Tokyo: The Bank of Japan pledged on Tuesday to buy $11 billion in stocks held by Japanese banks, saying their biggest risk was exposure to share markets and that the measure would help stabilise the country’s financial system.
It revives a scheme from earlier this decade to head off a domestic banking crisis and comes as Japanese banks seek to limit their losses from the Tokyo stock market that has fallen by more than a third since the end of last March in the face of the global financial storm.
“If you look at what kind of risks big Japanese banks have now, the biggest risk is not credit risk. It’s volatility in share prices,” said Bank of Japan governor Masaaki Shirakawa.
“Share prices fluctuate on various factors, not just domestic factors. Right now international markets are not stable and Japanese share prices are falling. Those banks always have to consider such risks. That’s the reality.”
Shirakawa said the central bank decided to act ahead of the end of the financial year in March, when companies will finalise their accounts and because anxiety over the Western financial system is growing again.
Japan’s benchmark Topix index has fallen 35% since the end of last March, chopping about ¥9 trillion off the value of bank’s stockholdings then of ¥25.6 trillion, based on Reuters’ calculations.
Domestic banks have a long tradition of taking stakes in their corporate clients to cement business ties, a practice that shreds profits when the market plunges.
The BoJ move was announced as Japan’s Sankei newspaper said the country’s biggest bank, Mitsubishi UFJ Financial Group, would post a loss for April to December and slash its annual forecasts, reflecting both stock losses and a rise in bad debt.
Smaller lender Shinsei Bank said it would swing to a net loss of ¥48 billion ($535 million) in the year to the end of March. Previously it had forecast a 62 billion yen profit.
Last week, Mizuho Financial Group posted a $1.6 billion loss for its third quarter, citing stock losses.
The BoJ aims to start buying shares by the end of February from banks that operate internationally and those that hold stock worth more than half of their Tier 1 capital. About 30 banks including big and regional lenders are thought to be eligible to apply based on those criteria.
Some analysts questioned whether the BOJ’s measure would do much to help an economy, which like much of the developed world, is already deep in recession.

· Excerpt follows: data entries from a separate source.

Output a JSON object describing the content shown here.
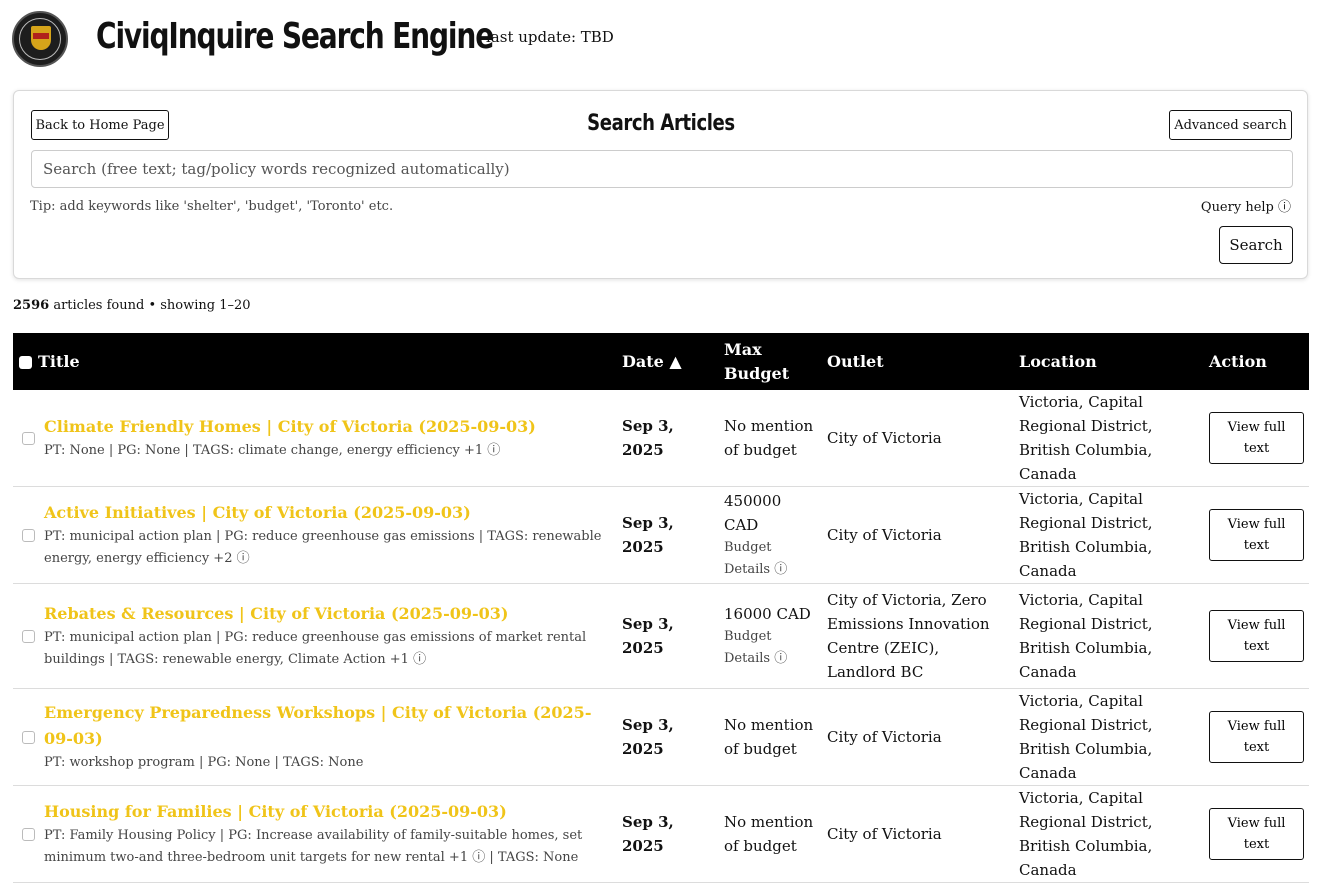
{
  "header": {
    "title": "CiviqInquire Search Engine",
    "last_update": "last update: TBD",
    "logo_icon": "university-seal"
  },
  "search": {
    "back_label": "Back to Home Page",
    "title": "Search Articles",
    "advanced_label": "Advanced search",
    "placeholder": "Search (free text; tag/policy words recognized automatically)",
    "tip": "Tip: add keywords like 'shelter', 'budget', 'Toronto' etc.",
    "query_help": "Query help ⓘ",
    "submit_label": "Search"
  },
  "results": {
    "count": "2596",
    "suffix": " articles found • showing 1–20"
  },
  "table": {
    "columns": {
      "title": "Title",
      "date": "Date ▲",
      "budget": "Max Budget",
      "outlet": "Outlet",
      "location": "Location",
      "action": "Action"
    },
    "rows": [
      {
        "title": "Climate Friendly Homes | City of Victoria (2025-09-03)",
        "meta": "PT: None | PG: None | TAGS: climate change, energy efficiency +1",
        "info": "ⓘ",
        "date": "Sep 3, 2025",
        "budget": "No mention of budget",
        "budget_details": "",
        "outlet": "City of Victoria",
        "location": "Victoria, Capital Regional District, British Columbia, Canada",
        "action": "View full text"
      },
      {
        "title": "Active Initiatives | City of Victoria (2025-09-03)",
        "meta": "PT: municipal action plan | PG: reduce greenhouse gas emissions | TAGS: renewable energy, energy efficiency +2",
        "info": "ⓘ",
        "date": "Sep 3, 2025",
        "budget": "450000 CAD",
        "budget_details": "Budget Details ⓘ",
        "outlet": "City of Victoria",
        "location": "Victoria, Capital Regional District, British Columbia, Canada",
        "action": "View full text"
      },
      {
        "title": "Rebates & Resources | City of Victoria (2025-09-03)",
        "meta": "PT: municipal action plan | PG: reduce greenhouse gas emissions of market rental buildings | TAGS: renewable energy, Climate Action +1",
        "info": "ⓘ",
        "date": "Sep 3, 2025",
        "budget": "16000 CAD",
        "budget_details": "Budget Details ⓘ",
        "outlet": "City of Victoria, Zero Emissions Innovation Centre (ZEIC), Landlord BC",
        "location": "Victoria, Capital Regional District, British Columbia, Canada",
        "action": "View full text"
      },
      {
        "title": "Emergency Preparedness Workshops | City of Victoria (2025-09-03)",
        "meta": "PT: workshop program | PG: None | TAGS: None",
        "info": "",
        "date": "Sep 3, 2025",
        "budget": "No mention of budget",
        "budget_details": "",
        "outlet": "City of Victoria",
        "location": "Victoria, Capital Regional District, British Columbia, Canada",
        "action": "View full text"
      },
      {
        "title": "Housing for Families | City of Victoria (2025-09-03)",
        "meta": "PT: Family Housing Policy | PG: Increase availability of family-suitable homes, set minimum two-and three-bedroom unit targets for new rental +1 ⓘ | TAGS: None",
        "info": "",
        "date": "Sep 3, 2025",
        "budget": "No mention of budget",
        "budget_details": "",
        "outlet": "City of Victoria",
        "location": "Victoria, Capital Regional District, British Columbia, Canada",
        "action": "View full text"
      }
    ]
  }
}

“If anything it is a positive. But it remains to be seen how much of an impact it will have on stabilising the broader financial system,” said Jason Rogers, credit analyst at Barclays Capital in Singapore.
Under the scheme, the BoJ will buy up to ¥1 trillion ($11 billion) worth of listed shares held by Japanese banks up until April 2010.
It will buy shares in companies that have credit ratings of at least BBB-minus, the lowest investment grade.
The BJ’s measure follows a government plan yet to be approved by parliament to buy up to ¥20 trillion yen in shares from banks. It would revive a similar scheme the BOJ ran earlier this decade when authorities were trying to stave off a domestic banking crisis.
Slumping stock markets are a global problem for banks. A South Korean regulator reported on Tuesday that the country’s banks posted its first combined loss in eight years in the final quarter of 2008.
Risks for banks
The BoJ’s plan is the latest in a string of support measures as the world’s second-largest economy struggles with recession.
Analysts estimate Japan suffered its biggest contraction since 1974 in the final quarter of 2008 after shrinking in the second and third quarters of the calendar year.
Data on Tuesday showed Japanese overtime pay, a barometer of corporate activity, marked the biggest annual fall in nearly 16 years in December.
The central bank has cut interest rates to 0.1% and decided to buy corporate debt to smooth corporate funding, but markets have remained jittery over the global downturn.
Shirakawa suggested that the idea of printing money, floated by a few ruling party lawmakers, would be harmful.
He added that the stock-buying scheme would help stabilise the financial system, although some analysts questioned whether banks would make full use of the scheme.